Suggestions that the UK needs a new Bill of Rights appear to be driven by a political agenda within parts of government to curtail the protection of human rights in the UK. The Home Secretary, Theresa May, made this clear during the autumn Conservative Party conference when – despite the fact that an independent Commission on a Bill of Rights has been created to examine these issues – she used her speech to argue that the Human Rights Act 'has to go' and announced changes to the Immigration Rules to ensure that the right to respect for private and family life (protected by Article 8 of the European Convention on Human Rights) 'no longer prevents the deportation of people who shouldn't be here'. The now notorious example Theresa May cited of the illegal immigrant who could not be deported because 'he had a pet cat' is illustrative of the problem that the agenda to scrap the Human Rights Act rests on an edifice of myths. As a spokesman for the Judicial Office at the Royal Courts of Justice publicly confirmed soon afterwards, the case was misrepresented because the judgment in question had not turned on the existence of a pet cat.
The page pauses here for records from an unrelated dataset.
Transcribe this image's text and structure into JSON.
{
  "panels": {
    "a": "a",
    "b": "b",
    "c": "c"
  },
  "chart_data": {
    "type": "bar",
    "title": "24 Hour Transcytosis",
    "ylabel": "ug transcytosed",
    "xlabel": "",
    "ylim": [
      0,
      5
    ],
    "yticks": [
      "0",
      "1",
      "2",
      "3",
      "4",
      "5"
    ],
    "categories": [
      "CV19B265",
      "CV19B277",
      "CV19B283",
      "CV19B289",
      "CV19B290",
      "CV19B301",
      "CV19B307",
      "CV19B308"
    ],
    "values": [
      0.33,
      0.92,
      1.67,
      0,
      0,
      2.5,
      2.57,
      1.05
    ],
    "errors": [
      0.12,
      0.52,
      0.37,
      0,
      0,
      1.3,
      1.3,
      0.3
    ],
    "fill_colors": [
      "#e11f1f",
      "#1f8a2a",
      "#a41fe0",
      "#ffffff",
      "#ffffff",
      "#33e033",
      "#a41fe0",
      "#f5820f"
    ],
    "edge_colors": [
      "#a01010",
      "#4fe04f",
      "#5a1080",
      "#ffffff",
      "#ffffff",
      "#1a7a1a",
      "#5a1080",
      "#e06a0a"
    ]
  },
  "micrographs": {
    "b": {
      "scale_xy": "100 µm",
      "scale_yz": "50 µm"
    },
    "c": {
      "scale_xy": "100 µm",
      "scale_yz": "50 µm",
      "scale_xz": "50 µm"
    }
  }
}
This distortion by the Home Secretary is merely the latest in a long line of myths that dominate public discourse about the Human Rights Act.

Rather than going down the complicated road of creating new constitutional legislation in a Bill of Rights, politicians should focus on creating a programme of public education about the Human Rights Act so that there is better understanding across the board of the rights it enshrines and the mechanisms it uses – including the crucial duty on public authorities to act compatibly with human rights – to ensure fundamental human rights and freedoms are observed in practice and a culture of respect for human rights can be further developed in the UK.

Let's hope our political leaders sit up and take notice on International Human Rights Day.